The Sherwood School district in Oregon has recently received a large grant from the Chalkboard Foundation to improve student learning. Part of their efforts include a bonus pay system based on a teacher portfolio of evidence, which can include student scores as well as other strong evidence of exemplary teaching and professional conduct. They contacted me to discuss the use of data-based observation data on best practices as a part of that process. We haven't finalized anything, but it sure makes sense to me (naturally).

We have credible research about teaching practices that result in increased student learning. We have a tool (eCOVE Software) that will track the implementation of those practices in an individual classroom. Now we have the opportunity to reward teachers who are implementing those researched best practices. The process is not difficult to manage - identify the behaviors that everyone is confident in as directly influencing student learning (Class Learning Time, Time on Task, Wait Time, Level of Questions {as answered by students, not just asked by the teacher}, etc, etc), train observers (teachers, aides, paid data gatherers, administrators) to competently use the data collection tools, and determine the appropriate data collection procedures (number of data points, length of individual data collection events, etc).

The result of this, I predict, will be interesting and engaging. Not only will teachers know immediately that they are using the researched best practices in their classroom, but they will have a running record of that. It's that running record that is the greatest benefit - it can provide feedback to the teacher who has a goal of becoming an exemplary teacher in a timely and useful manner. They can immediately see if they are moving toward a higher level of proficiency instead of waiting for months to find out if they 'won'. As I've said before, teachers are deeply dedicated to effectively teaching their student in the best manner possible. Bringing the objective feedback to the classroom level in real time will build more effective teachers; then we'll know why those scores went up as well have the 'clues' we need.
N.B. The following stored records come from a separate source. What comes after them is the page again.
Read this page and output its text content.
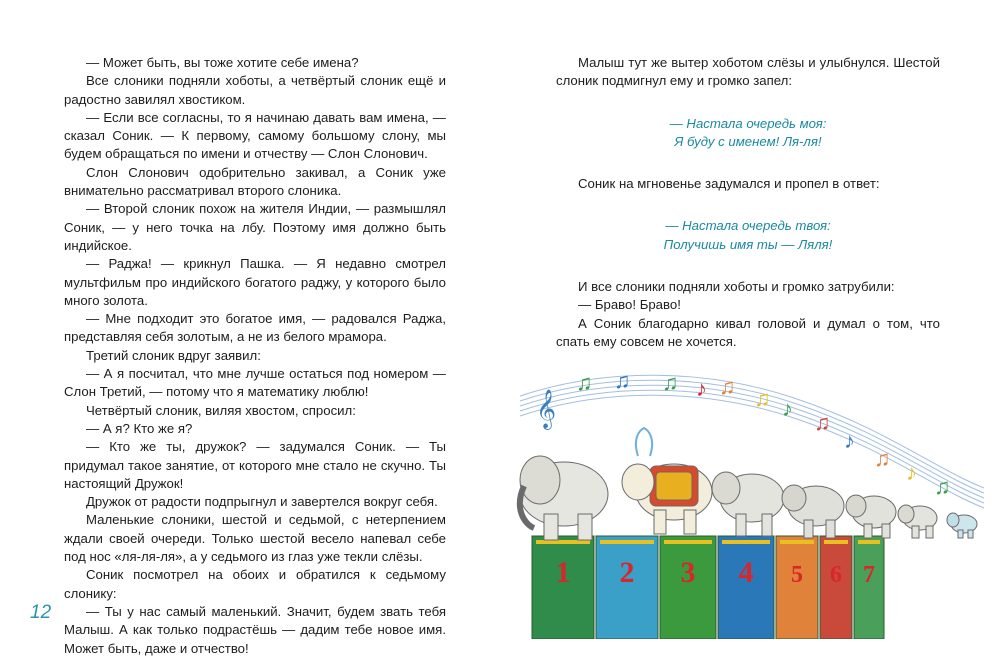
— Может быть, вы тоже хотите себе имена?

Все слоники подняли хоботы, а четвёртый слоник ещё и радостно завилял хвостиком.

— Если все согласны, то я начинаю давать вам имена, — сказал Соник. — К первому, самому большому слону, мы будем обращаться по имени и отчеству — Слон Слонович.

Слон Слонович одобрительно закивал, а Соник уже внимательно рассматривал второго слоника.

— Второй слоник похож на жителя Индии, — размышлял Соник, — у него точка на лбу. Поэтому имя должно быть индийское.

— Раджа! — крикнул Пашка. — Я недавно смотрел мультфильм про индийского богатого раджу, у которого было много золота.

— Мне подходит это богатое имя, — радовался Раджа, представляя себя золотым, а не из белого мрамора.

Третий слоник вдруг заявил:

— А я посчитал, что мне лучше остаться под номером — Слон Третий, — потому что я математику люблю!

Четвёртый слоник, виляя хвостом, спросил:

— А я? Кто же я?

— Кто же ты, дружок? — задумался Соник. — Ты придумал такое занятие, от которого мне стало не скучно. Ты настоящий Дружок!

Дружок от радости подпрыгнул и завертелся вокруг себя.

Маленькие слоники, шестой и седьмой, с нетерпением ждали своей очереди. Только шестой весело напевал себе под нос «ля-ля-ля», а у седьмого из глаз уже текли слёзы.

Соник посмотрел на обоих и обратился к седьмому слонику:

— Ты у нас самый маленький. Значит, будем звать тебя Малыш. А как только подрастёшь — дадим тебе новое имя. Может быть, даже и отчество!

Малыш тут же вытер хоботом слёзы и улыбнулся. Шестой слоник подмигнул ему и громко запел:

— Настала очередь моя:
Я буду с именем! Ля-ля!

Соник на мгновенье задумался и пропел в ответ:

— Настала очередь твоя:
Получишь имя ты — Ляля!

И все слоники подняли хоботы и громко затрубили:

— Браво! Браво!

А Соник благодарно кивал головой и думал о том, что спать ему совсем не хочется.

12
𝄞
♫ ♫ ♫ ♪ ♫ ♫ ♪
♫
♪
♫
♪
♫
1 2 3 4 5 6 7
As a side note, I'm a bit concerned that the student performance/more money is a strong extrinsic motivator and will shift the focus on why one becomes/continues to be a teacher. I think the immediate, objective, and over time feedback that eCOVE provides will not only reinforce the skills of teaching  but will also reinforce the teacher's perception of their skills. Since we love doing what we do well, the data and teacher reflection become the intrinsic motivator. As teachers become/continue to be successful in their craft, and are clearly aware of their successes, they will keeping doing what they love - helping kids.